A minute later, the Italian winger did much better, conjuring up a great delivery from the left which Borini headed powerfully against the crossbar with Guzan beaten.
It was the closest either side was to come to scoring, though it was not for want of trying by either side.
Villa finished the game strongly, but the Sunderland goal rarely looked in any danger, so dominant and disciplined were Brown and O’Shea.
Brown completed his fifth game in a month and has brought genuine resilience to the leakiest defence in the division – only two goals have been conceded by Sunderland while he has been on the pitch in those five games.
As for O’Shea – so much a better centre-half when Brown shoulders the leadership burden – he ended the game limping with a muscle injury.
Both players will be needed to continue their partnership if Sunderland’s recent improvement is to be maintained – together they really are a genuine defensive class act.
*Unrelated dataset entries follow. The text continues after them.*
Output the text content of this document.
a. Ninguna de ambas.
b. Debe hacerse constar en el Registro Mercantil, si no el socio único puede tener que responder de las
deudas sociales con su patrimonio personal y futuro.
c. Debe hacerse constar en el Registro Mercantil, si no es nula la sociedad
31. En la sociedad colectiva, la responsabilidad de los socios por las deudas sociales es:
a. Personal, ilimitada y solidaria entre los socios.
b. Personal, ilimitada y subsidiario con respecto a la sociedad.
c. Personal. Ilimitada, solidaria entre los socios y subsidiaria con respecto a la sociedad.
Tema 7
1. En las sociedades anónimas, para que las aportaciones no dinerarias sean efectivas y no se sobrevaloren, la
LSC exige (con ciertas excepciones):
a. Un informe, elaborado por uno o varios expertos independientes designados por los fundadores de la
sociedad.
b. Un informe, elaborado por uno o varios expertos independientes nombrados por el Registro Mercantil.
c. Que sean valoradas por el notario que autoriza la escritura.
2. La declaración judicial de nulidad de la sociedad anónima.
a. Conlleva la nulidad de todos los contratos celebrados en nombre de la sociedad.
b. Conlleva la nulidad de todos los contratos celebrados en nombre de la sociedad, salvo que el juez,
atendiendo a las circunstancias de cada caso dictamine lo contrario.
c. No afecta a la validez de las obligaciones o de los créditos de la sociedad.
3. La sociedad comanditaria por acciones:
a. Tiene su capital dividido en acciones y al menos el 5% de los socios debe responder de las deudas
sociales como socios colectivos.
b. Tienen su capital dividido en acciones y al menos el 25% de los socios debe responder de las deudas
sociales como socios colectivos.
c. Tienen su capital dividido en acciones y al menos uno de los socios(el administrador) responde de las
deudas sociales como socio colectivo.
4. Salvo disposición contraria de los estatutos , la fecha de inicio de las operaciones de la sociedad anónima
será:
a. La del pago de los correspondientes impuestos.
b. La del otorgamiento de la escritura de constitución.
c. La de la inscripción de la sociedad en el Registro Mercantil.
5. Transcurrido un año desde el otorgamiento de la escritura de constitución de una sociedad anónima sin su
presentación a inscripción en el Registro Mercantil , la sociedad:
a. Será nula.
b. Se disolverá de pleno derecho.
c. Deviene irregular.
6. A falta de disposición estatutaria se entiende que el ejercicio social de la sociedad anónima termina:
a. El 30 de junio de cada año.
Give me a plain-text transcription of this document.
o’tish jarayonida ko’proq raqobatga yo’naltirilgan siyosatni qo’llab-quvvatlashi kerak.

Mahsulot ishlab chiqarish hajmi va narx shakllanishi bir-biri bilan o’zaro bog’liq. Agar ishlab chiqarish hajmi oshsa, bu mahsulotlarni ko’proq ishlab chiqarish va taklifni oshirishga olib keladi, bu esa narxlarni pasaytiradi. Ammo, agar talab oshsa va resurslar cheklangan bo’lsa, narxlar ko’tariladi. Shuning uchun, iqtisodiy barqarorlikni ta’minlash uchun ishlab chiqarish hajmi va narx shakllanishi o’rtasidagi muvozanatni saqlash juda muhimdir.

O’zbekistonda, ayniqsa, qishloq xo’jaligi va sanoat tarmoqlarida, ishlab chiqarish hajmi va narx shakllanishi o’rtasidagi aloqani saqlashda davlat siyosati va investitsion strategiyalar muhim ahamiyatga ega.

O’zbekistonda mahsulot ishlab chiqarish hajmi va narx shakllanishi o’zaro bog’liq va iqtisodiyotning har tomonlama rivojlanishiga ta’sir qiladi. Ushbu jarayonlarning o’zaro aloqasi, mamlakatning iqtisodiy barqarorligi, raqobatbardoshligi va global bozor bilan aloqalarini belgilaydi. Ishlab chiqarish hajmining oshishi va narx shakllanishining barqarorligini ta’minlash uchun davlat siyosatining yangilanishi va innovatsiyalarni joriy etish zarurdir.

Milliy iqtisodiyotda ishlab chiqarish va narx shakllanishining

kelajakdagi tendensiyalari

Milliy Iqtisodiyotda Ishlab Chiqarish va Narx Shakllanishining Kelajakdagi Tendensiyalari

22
For Poyet though – lack of goals notwithstanding – it was a day to be genuinely encouraged.
“It was our best performance away from home, without a doubt,” he said.
“We made it difficult for Villa, we were brave on the ball, we tried to play it the right way and, on top of that, we created three or four really good chances.
“For a team down at the bottom, playing away from home at Villa Park, I didn’t think we did too badly.”
Those sentiments would no doubt have been echoed by Sunderland’s away fans who, for once, were able to return home with something other than scowl.
Those travelling on the Barclays buses had their own journey sweetened by the fact their transport was free.
But Saturday’s display and result must also have offered them a little bit more hope that if Barclays repeat the offer for Premier League clubs next season, Sunderland fans will still be involved in the queue for tickets.